Adam Wingard gets his turn to direct a film featuring famous giant monsters and you may have already heard from a lot of people who are delighted with how Godzilla vs. Kong plays out. I enjoyed it, particularly the fun little moments that seemed to reference other movies (there's a particularly enjoyable Jaws reference during the first major encounter), but there are some things stopping it from being the film that finally gets everything right in this developed Monsterverse.
Let's get the plot out of the way first. A big corporation, Apex, want to find a way down and into the Hollow Earth, a space underneath us where the titans may have originated. They hope to find a powerful energy source down there, and the best way of making it there is to follow Kong, who has been kept in a containment unit near Skull Island that looks generally pretty similar to Skull Island. This leads to some Monarch staff (mainly Ilene Andrews, played by Rebecca Hall) journeying with a scientist (Nathan Lind, played by Alexander Skarsgård) and some Apex bods to a place where they can drop off Kong, and hopefully follow him down into the Hollow Earth. But transporting Kong may alert Godzilla to his presence, which could lead to a fight between the two of them. There's also a little deaf girl (Jia, played by Kaylee Hottle) who can communicate with Kong, and the return of Madison Russell (Mille Bobby Brown), who teams up with a friend (Josh, played by Julian Dennison) and a podcaster/Apex-insider (Bernie, played by Brian Tyree Henry) to find out what is behind the recent resurgence of Godzilla, and his attack on a specific Apex site.

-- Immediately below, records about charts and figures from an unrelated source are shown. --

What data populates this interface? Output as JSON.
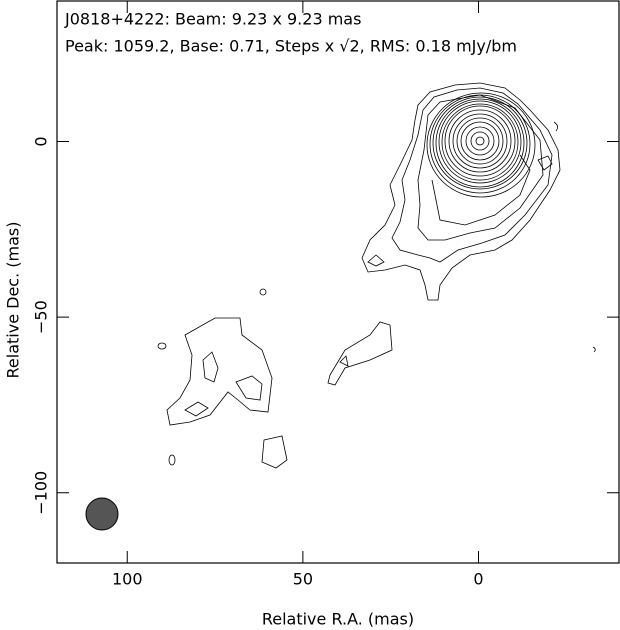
{
  "chart_data": {
    "type": "contour",
    "title": "J0818+4222: Beam: 9.23 x 9.23 mas",
    "subtitle": "Peak: 1059.2, Base: 0.71, Steps x √2, RMS: 0.18 mJy/bm",
    "x_label": "Relative R.A. (mas)",
    "y_label": "Relative Dec. (mas)",
    "xlim": [
      120,
      -40
    ],
    "ylim": [
      -120,
      40
    ],
    "xticks": [
      100,
      50,
      0
    ],
    "yticks": [
      0,
      {
        "value": -50,
        "label": "−50"
      },
      {
        "value": -100,
        "label": "−100"
      }
    ]
  }
}
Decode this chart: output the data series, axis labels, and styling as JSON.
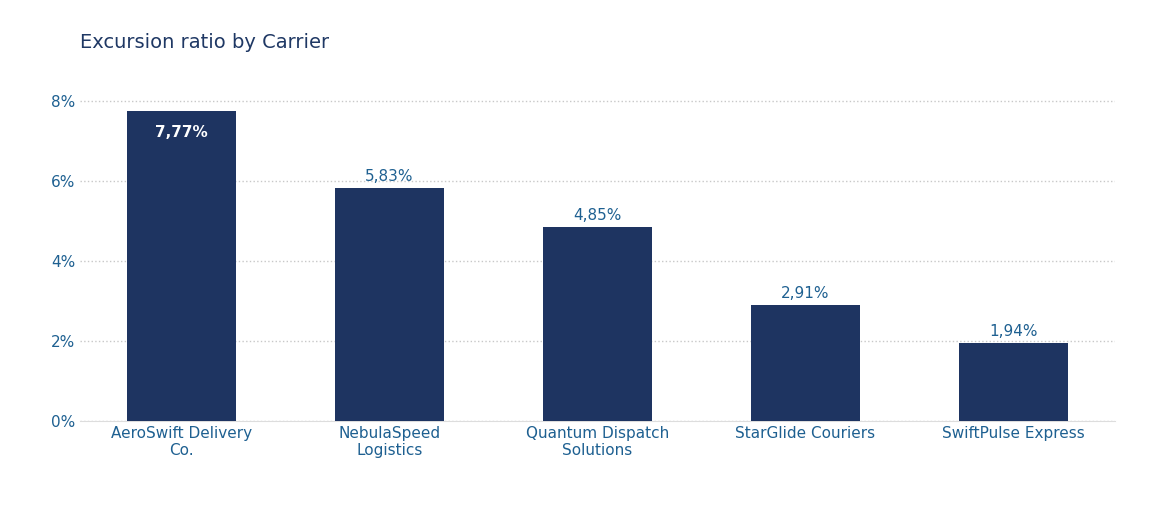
{
  "title": "Excursion ratio by Carrier",
  "title_color": "#1f3864",
  "title_fontsize": 14,
  "categories": [
    "AeroSwift Delivery\nCo.",
    "NebulaSpeed\nLogistics",
    "Quantum Dispatch\nSolutions",
    "StarGlide Couriers",
    "SwiftPulse Express"
  ],
  "values": [
    7.77,
    5.83,
    4.85,
    2.91,
    1.94
  ],
  "bar_labels": [
    "7,77%",
    "5,83%",
    "4,85%",
    "2,91%",
    "1,94%"
  ],
  "bar_color": "#1e3461",
  "label_color_inside": "#ffffff",
  "label_color_outside": "#1e6091",
  "ylim": [
    0,
    9.0
  ],
  "ytick_values": [
    0,
    2,
    4,
    6,
    8
  ],
  "ytick_labels": [
    "0%",
    "2%",
    "4%",
    "6%",
    "8%"
  ],
  "background_color": "#ffffff",
  "grid_color": "#c8c8c8",
  "axis_label_color": "#1e6091",
  "bar_width": 0.52,
  "label_fontsize": 11,
  "tick_fontsize": 11
}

What I've just summarised there is pretty much everything you need to know about the plot of Godzilla vs. Kong. In fact, if you were to miss large sections of the movie and only saw the fight scenes then you could thank me for keeping you up to date. It's understandable that this is a film that plots everything out as an excuse to give viewers scenes with the two titans battling one another. That's the selling point, and Wingard definitely delivers on that front.
The action is nicely shot, enough of the surrounding environment has some weight to it as it all gets demolished, and there is a smooth and clear approach that allows you to enjoy the loud noises and spectacle without getting a headache. No small feat.
The screenplay, by Eric Pearson and Max Borenstein, is nonsense, but it's nonsense that is generally perfectly acceptable for this kind of thing. The science seems vaguely plausible, the characters work together, or fight one another, for believable reasons, and everything kills time in between the moments of mass destruction. It's a shame, however, that the script feels the need to include the characters of Madison, Josh, and Brian. Their inclusion feels completely unnecessary, and moments featuring them could have easily been transferred to other characters. It would have also saved us from some of the worst of the acting, which I'll get to next.
In the Kong-centric narrative strand, the cast do well with what they're given. Skarsgård is likeable and has the right motives for his actions, Hall feels very much like a perfect fit for her character, and young Hottle shines in the moments that highlight her smallness against the giant figure of Kong. Eiza González also works well, the company figure along to make sure any decisions made protect the Apex investment. Elsewhere, sadly, the acting ranges from poor to downright abysmal. Demián Bichir is Walter Simmons, heading up Apex, and is basically asked to act as if he's wearing a monocle and twirling a moustache. Then you have that aforementioned trio. Henry is good fun, but Dennison is wasted (it's the only film I have seen him in so far where I didn't warm to his character), and Brown is so bad at times that I was waiting for her to "break character" onscreen and show that she was playing someone trying to emulate tough and determined from characters she'd seen in other movies. She doesn't, which means the moments with her over-acting to show she is tough and determined are actually choices made for the performance. She's never been that bad in anything else, which leaves me to wonder whether she'll struggle to transition into other non-Stranger Things roles, or whether Wingard was just not great at directing his cast.
But the action delivers, and that's what a lot of people wanted from this film. It's what a lot of people wanted from all of the films in this Monsterverse, but different approaches elsewhere have led to wildly varying results. Personally, I prefer the first two movies in this cinematic series, but this has a number of highlights that are undeniably pleasing for fans of the featured titans (including a third "fighter" that was obvious to anyone who looked more closely at some of the trailers).
Watch it, enjoy it, have a big bowl of popcorn with it, and don't overthink any of the plot details. I'll happily buy it when it becomes available, but I still much prefer the stranger pleasures of Shin Godzilla.